Lincoln "had his doubts. He had his defeats. He had his setbacks," Obama said, according to a copy of his speech posted on his campaign Web site. "But through his will and his words, he moved a nation and helped free a people."
Holzer said the diversity of the early 2008 presidential field - Sen. Hillary Clinton, Obama and Gov. Bill Richardson of New Mexico - is testament to Lincoln. "This is Abraham Lincoln's unfinished work: the milestones of a woman, a black and a Latino running for president," Holzer said.
Leopold, the newly elected Anne Arundel County executive who keeps a framed Matthew Brady photograph of his fellow Republican on a wall next to his desk, said Americans gravitate toward Lincoln for inspiration in troubled times.
"Problems seem intractable, like war, corruption, cynicism and the influence of money in politics," he said.
But, Leopold said, such problems can be overcome by the sort of shrewd pragmatism Lincoln brought to his politics.
His military mettle remains so respected that Army Col. Kenneth O. McCreedy, installation commander at Fort Meade, keeps a 1864 Lincoln image as his screen saver.
"Lincoln resonates on so many levels, and in so many ways he's our most human president," said the colonel, who holds a doctorate in American history. "He had an uncanny ability to read people, with common sense and sophistication."
The bicentennial is scheduled to begin next year near Lincoln's Kentucky birthplace. Scholars predict even more attention will be paid to the 16th president, especially as the 2008 presidential election campaign gets under way. In Springfield, a large presidential museum and library complex was dedicated in 2005 in preparation for a yearlong 2009 celebration.
At the Library of Congress, the most popular items in the American Treasures exhibit are the fragile contents of Lincoln's pockets - including spectacles and a Confederate bill - the April night he was assassinated, said Cheryl Regan, an exhibit director at the library. Visitors are often moved to tears by the personal effects, she said.
The library, adjacent to the Capitol, is planning a special exhibition of Lincoln papers and manuscripts that is scheduled to open in February 2009.
The Iraq war comes up often when Lincoln experts such as Holzer and Goodwin take questions in public forums, Holzer said.

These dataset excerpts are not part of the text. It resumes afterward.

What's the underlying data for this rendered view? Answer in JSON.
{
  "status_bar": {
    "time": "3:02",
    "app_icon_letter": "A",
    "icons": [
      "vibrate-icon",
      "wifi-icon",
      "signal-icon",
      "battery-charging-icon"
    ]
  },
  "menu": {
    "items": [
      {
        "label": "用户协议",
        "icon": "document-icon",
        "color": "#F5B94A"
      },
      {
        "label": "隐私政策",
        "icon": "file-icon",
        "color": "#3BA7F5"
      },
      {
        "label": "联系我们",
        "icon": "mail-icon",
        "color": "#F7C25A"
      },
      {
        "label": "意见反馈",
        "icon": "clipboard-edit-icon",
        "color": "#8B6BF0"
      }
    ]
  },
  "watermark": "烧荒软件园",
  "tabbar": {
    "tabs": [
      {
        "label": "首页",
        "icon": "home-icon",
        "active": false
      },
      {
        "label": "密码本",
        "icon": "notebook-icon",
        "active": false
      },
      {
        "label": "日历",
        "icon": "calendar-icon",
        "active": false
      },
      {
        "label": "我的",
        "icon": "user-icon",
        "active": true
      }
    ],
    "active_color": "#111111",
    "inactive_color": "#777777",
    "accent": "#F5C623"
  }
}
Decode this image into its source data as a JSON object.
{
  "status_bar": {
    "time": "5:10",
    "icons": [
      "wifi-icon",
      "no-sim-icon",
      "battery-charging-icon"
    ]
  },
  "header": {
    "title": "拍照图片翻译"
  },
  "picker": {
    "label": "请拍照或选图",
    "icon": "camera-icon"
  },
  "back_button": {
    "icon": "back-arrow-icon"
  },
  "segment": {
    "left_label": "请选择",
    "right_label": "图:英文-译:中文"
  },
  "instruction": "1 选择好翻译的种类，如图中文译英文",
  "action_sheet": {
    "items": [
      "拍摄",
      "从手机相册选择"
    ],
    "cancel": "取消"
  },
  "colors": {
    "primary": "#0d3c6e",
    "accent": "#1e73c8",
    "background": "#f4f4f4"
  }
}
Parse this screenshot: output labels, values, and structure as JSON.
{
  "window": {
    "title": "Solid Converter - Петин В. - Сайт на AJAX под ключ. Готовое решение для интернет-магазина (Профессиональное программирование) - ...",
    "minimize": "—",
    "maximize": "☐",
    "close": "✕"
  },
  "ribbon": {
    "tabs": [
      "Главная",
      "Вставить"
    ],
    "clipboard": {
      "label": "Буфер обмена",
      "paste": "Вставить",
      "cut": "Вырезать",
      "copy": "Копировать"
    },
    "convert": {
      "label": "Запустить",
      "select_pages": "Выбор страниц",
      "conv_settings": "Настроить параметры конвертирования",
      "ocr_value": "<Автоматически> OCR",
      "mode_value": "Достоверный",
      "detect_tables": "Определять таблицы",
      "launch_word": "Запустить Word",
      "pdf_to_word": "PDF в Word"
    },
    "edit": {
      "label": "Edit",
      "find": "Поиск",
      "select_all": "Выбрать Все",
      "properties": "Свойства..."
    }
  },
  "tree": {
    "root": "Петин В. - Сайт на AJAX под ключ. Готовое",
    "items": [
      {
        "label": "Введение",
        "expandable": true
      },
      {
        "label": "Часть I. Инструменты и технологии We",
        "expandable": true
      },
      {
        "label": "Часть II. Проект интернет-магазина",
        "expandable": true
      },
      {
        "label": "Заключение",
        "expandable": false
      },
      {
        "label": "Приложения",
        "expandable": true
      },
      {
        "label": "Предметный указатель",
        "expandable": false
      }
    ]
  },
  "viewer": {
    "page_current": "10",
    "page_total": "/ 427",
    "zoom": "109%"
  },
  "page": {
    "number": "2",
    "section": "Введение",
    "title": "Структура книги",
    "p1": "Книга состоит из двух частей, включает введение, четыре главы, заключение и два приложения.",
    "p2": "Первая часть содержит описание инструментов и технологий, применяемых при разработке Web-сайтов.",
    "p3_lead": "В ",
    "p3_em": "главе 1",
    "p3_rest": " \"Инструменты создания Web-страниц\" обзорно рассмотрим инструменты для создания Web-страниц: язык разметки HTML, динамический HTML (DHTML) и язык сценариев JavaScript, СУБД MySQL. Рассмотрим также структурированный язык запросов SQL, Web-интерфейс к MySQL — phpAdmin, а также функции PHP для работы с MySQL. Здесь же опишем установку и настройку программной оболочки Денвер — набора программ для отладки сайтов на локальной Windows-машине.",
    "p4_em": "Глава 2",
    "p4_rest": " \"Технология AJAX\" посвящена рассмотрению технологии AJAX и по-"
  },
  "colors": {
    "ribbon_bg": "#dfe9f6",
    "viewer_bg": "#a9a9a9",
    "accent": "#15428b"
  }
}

He received so many questions about the war that he wrote an essay last year titled "What Lincoln would do in Iraq."
He argued that Lincoln would advise the current president to spend more time at the front with troops, communicate more precisely about the war's aims and fire appointed aides who fail in their missions - as Lincoln famously did with his battlefield commanders.
Goodwin, too, fielded questions on the war during her appearance in Baltimore.
Local radio host Marc Steiner, who moderated Goodwin's talk, said he wasn't surprised by the interest in the war among attendees at a Lincoln lecture.
"There is a huge yearning for that kind of leadership because he governed at the most divisive time," Steiner said.